Göttinger Predigten im Internet hg. von U. Nembach

Letzter Sonntag nach Epiphanias, 05.02.2017

Mitten im Alltag
Predigt zu Exodus (2. Buch Mose) 3:1-14, verfasst von Marion Werner

Gnade sei mit euch und Frieden, von Gott unserm Vater und dem Herrn Jesus Christus! Amen

 

TEXT

1 Mose aber hütete die Schafe Jitros, seines Schwiegervaters, des Priesters in Midian, und trieb die Schafe über die Steppe hinaus und kam an den Berg Gottes, den Horeb.

2 Und der Engel des HERRN erschien ihm in einer feurigen Flamme aus dem Dornbusch. Und er sah, dass der Busch im Feuer brannte und doch nicht verzehrt wurde.

3 Da sprach er: Ich will hingehen und die wundersame Erscheinung besehen, warum der Busch nicht verbrennt.

4 Als aber der HERR sah, dass er hinging, um zu sehen, rief Gott ihn aus dem Busch und sprach: Mose, Mose! Er antwortete: Hier bin ich.

5 Gott sprach: Tritt nicht herzu, zieh deine Schuhe von deinen Füßen; denn der Ort, darauf du stehst, ist heiliges Land!

6 Und er sprach weiter: Ich bin der Gott deines Vaters, der Gott Abrahams, der Gott Isaaks und der Gott Jakobs. Und Mose verhüllte sein Angesicht; denn er fürchtete sich, Gott anzuschauen.

7 Und der HERR sprach: Ich habe das Elend meines Volks in Ägypten gesehen und ihr Geschrei über ihre Bedränger gehört; ich habe ihre Leiden erkannt.

8 Und ich bin herniedergefahren, dass ich sie errette aus der Ägypter Hand und sie herausführe aus diesem Lande in ein gutes und weites Land, in ein Land, darin Milch und Honig fließt, in das Gebiet der Kanaaniter, Hetiter, Amoriter, Perisiter, Hiwiter und Jebusiter.

9 Weil denn nun das Geschrei der Israeliten vor mich gekommen ist und ich dazu ihre Not gesehen habe, wie die Ägypter sie bedrängen,

10 so geh nun hin, ich will dich zum Pharao senden, damit du mein Volk, die Israeliten, aus Ägypten führst.

11 Mose sprach zu Gott: Wer bin ich, dass ich zum Pharao gehe und führe die Israeliten aus Ägypten?

12 Er sprach: Ich will mit dir sein. Und das soll dir das Zeichen sein, dass ich dich gesandt habe: Wenn du mein Volk aus Ägypten geführt hast, werdet ihr Gott opfern auf diesem Berge.

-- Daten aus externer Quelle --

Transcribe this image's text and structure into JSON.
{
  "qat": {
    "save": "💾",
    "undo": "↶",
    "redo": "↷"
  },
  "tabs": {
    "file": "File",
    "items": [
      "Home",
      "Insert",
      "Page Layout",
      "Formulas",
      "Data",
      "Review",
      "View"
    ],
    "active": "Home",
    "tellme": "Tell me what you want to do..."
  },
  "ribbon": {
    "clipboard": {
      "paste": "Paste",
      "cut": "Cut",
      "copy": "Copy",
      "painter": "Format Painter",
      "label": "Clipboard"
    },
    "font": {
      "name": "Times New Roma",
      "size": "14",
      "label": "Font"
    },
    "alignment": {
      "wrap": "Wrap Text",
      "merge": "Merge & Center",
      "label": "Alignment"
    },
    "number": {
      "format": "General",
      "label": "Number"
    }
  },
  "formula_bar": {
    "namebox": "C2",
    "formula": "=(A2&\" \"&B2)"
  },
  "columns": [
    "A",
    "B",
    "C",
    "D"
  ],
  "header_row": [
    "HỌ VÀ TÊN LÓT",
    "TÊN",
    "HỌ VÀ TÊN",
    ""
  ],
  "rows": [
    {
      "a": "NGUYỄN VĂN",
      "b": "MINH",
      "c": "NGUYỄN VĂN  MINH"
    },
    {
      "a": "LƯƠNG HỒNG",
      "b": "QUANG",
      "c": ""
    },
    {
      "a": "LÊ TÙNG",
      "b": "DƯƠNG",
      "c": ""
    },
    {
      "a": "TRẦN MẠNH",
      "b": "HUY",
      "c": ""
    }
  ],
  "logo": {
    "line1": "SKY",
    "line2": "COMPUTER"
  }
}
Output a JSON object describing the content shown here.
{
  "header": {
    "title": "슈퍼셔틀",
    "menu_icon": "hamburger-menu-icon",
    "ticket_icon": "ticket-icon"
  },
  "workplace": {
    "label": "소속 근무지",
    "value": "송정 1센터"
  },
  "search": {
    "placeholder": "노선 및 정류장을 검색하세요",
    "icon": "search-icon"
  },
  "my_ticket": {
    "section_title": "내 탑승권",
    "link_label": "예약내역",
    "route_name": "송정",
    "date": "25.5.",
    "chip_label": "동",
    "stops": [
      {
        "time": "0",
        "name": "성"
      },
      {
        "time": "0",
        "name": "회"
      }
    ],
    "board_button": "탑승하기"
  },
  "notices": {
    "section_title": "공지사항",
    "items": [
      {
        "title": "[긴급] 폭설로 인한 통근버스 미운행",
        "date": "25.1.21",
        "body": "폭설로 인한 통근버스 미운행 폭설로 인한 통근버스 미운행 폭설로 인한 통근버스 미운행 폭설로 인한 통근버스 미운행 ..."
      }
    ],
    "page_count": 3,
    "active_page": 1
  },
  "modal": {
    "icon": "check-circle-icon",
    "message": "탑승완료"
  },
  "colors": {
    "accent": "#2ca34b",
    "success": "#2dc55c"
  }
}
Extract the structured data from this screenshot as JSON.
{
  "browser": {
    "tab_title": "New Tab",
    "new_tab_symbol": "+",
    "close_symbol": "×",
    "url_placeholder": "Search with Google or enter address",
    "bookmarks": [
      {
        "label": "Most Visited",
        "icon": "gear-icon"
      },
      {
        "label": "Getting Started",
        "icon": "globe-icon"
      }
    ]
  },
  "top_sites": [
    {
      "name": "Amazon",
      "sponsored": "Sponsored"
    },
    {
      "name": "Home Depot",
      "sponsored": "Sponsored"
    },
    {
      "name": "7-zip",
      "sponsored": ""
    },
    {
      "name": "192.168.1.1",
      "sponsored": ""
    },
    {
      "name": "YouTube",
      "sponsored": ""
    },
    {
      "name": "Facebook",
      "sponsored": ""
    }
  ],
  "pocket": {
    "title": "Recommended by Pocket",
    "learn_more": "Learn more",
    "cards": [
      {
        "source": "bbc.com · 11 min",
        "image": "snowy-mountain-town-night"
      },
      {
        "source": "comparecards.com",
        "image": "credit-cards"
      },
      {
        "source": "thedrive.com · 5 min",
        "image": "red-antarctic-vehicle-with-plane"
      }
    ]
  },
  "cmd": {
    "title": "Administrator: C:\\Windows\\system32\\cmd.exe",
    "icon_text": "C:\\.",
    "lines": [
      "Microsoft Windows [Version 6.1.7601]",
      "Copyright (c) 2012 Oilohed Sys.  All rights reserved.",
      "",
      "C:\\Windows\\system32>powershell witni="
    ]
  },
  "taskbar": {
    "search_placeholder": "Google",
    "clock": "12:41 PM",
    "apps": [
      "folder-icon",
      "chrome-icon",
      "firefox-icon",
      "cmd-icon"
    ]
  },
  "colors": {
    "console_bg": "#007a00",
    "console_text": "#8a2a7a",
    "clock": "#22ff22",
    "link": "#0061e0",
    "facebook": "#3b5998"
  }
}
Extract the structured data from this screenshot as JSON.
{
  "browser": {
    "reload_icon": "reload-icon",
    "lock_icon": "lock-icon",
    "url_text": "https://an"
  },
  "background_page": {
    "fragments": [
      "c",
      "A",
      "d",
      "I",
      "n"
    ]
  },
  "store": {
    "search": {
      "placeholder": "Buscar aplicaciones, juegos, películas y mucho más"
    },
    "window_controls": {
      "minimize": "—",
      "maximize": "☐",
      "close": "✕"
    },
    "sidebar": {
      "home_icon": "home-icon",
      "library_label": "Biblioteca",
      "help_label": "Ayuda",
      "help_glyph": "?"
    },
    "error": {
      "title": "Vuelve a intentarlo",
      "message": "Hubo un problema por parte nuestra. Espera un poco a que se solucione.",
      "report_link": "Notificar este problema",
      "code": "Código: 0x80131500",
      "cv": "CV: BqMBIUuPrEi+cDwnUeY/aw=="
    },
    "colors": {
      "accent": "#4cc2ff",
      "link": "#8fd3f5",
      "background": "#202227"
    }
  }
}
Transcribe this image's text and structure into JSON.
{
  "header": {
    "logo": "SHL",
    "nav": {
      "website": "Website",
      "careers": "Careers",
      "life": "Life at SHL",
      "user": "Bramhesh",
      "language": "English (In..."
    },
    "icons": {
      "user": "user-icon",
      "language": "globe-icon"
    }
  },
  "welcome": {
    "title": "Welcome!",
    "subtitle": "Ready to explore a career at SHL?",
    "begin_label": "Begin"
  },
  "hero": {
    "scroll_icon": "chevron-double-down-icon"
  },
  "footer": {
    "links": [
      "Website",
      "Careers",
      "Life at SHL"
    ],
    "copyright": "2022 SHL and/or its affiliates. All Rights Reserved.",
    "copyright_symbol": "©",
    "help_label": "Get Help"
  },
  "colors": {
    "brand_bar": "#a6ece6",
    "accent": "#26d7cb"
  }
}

13 Mose sprach zu Gott: Siehe, wenn ich zu den Israeliten komme und spreche zu ihnen: Der Gott eurer Väter hat mich zu euch gesandt!, und sie mir sagen werden: Wie ist sein Name?, was soll ich ihnen sagen?

14 Gott sprach zu Mose: Ich werde sein, der ich sein werde. Und sprach: So sollst du zu den Israeliten sagen: »Ich werde sein«, der hat mich zu euch gesandt.

 

Liebe Gemeinde,

 

Einmal Gott schauen – wie oft mögen Menschen diesen Wunsch verspürt haben, oder gedacht oder auch geäußert haben: einmal Gott sehen zu dürfen. Dann wäre alles klar, alle Fragen, aller Zweifel, alles Suchen hätte ein Ende. Man hätte endlich Gewissheit. Und vor allem, man könnte allen Spöttern und Ungläubigen einmal sagen: „Sieh, da ist unser Gott“.

 

Liebe Gemeinde, ich weiss nicht wie es ihnen geht, aber ich selbst wünsche mir manchmal Gott so unmittelbar zu erleben, wie Mose das tun durfte. „Er redete mit Gott wie mit einem Freund“ heisst es in der Bibel. Mit Gott über alles reden können, ihm all die vielen Fragen stellen können - das phantastische daran, auch Antworten zu bekommen. So wie das eben ist, wenn man sich unter Freunden und Freundinnen trifft. Wenn man offen und vertraut miteinander redet.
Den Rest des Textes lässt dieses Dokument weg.